Soledad, la epidemia del siglo XXI

La mayoría de los que se sentían solos estaban casados y compartían vivienda con alguien.

Silvia Fesquet
Clarín
21/01/2018

Decía Nietzsche que “nadie aprende, nadie aspira, nadie enseña a soportar la soledad”. El concepto no sólo no ha perdido vigencia sino que perfectamente podría haber impulsado la inédita iniciativa de la primer ministro británica, Theresa May, al dar a conocer, el pasado miércoles, la creación del Ministerio de la Soledad. Al frente de tan particular organismo, la mandataria nombró a Tracey Couch, titular de Deportes y Sociedad Civil, que deberá vérselas con lo que algunos han denominado ya la epidemia de nuestro tiempo.

“Para demasiada gente, la soledad es la triste realidad de la vida moderna”, definió May, cuya decisión se basó sobre un estudio que elaboró una comisión legislativa presidida por Jo Cox, la diputada laborista asesinada poco antes del plebiscito sobre el Brexit, en junio de 2016. Entre otros datos, se consigna allí que hay en el país unas 200 mil personas mayores que no cruzaron palabra con un amigo o con un familiar a lo largo de un mes, y un total de 9 millones que siempre, o con frecuencia, se sienten solos.

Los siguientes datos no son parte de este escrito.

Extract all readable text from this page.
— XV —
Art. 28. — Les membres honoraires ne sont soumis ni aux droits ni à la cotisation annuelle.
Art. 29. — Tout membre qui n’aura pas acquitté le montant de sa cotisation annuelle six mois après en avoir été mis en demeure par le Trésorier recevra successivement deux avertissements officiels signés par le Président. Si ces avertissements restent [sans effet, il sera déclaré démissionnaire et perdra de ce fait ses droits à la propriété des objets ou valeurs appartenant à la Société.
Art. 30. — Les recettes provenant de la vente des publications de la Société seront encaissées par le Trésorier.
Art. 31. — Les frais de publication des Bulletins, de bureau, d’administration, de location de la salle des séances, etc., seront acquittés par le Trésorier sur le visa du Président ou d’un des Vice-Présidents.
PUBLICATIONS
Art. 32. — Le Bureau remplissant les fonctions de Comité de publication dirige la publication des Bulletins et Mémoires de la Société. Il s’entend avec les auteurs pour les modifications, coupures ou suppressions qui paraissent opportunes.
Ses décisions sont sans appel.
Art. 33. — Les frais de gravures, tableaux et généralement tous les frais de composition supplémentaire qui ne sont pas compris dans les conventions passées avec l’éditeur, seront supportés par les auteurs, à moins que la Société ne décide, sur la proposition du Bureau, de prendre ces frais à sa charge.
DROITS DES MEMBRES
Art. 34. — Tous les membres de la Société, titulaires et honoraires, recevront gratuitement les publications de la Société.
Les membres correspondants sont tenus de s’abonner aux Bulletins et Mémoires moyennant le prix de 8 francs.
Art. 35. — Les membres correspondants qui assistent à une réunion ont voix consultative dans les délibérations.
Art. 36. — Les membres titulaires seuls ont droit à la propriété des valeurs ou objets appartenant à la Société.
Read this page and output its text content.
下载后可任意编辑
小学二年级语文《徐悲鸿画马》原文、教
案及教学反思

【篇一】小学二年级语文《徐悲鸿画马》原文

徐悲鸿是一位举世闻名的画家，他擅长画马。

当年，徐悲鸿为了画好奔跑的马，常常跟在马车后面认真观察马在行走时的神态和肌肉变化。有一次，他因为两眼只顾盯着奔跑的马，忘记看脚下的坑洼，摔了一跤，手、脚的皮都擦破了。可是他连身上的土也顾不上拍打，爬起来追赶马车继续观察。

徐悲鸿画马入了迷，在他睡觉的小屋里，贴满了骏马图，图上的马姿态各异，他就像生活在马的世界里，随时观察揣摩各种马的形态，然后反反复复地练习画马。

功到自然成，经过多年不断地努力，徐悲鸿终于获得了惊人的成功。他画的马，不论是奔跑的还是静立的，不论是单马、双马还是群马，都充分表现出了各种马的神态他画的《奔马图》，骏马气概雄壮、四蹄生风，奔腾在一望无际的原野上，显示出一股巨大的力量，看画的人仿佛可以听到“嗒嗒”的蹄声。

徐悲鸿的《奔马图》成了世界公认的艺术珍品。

Las dos parlamentarias encargadas del estudio, la laborista Rachel Reeves y la conservadora Seema Kennedy, recordaron las palabras de Cox advirtiendo que la soledad no discrimina, y afecta tanto a jóvenes como a ancianos. Lo que Cox manifestaba fue comprobado también por otras investigaciones. Semanas atrás, Jane Brody citaba, en una nota de The New York Times, las conclusiones a que habían llegado Julianne Holt-Lunstad y Timothy B. Smith, investigadores en Psicología en la Universidad Brigham Young. Por un lado, señalaban que “el aislamiento social denota pocas conexiones o interacciones sociales, mientras que la soledad implica una percepción subjetiva del aislamiento: la discrepancia entre el nivel de interacción social deseado y el real”, haciendo hincapié en la calidad de las relaciones en general y no sólo en su cantidad o en el hecho de tenerlas.

La aseveración se reforzaba a partir del análisis de setenta estudios, que incluyeron a 3,4 millones de personas: la conclusión fue que la soledad alcanzaba los valores más altos en adolescentes y adultos jóvenes para estabilizarse en la mediana edad y volver a subir en la vejez. El mismo artículo de Brody incluía una comprobación realizada en 2012 por Carla Perissinotto y su equipo de la Universidad de California en San Francisco: la mayoría de quienes manifestaban sentirse solos estaban casados, vivían con alguien y no sufrían depresión clínica.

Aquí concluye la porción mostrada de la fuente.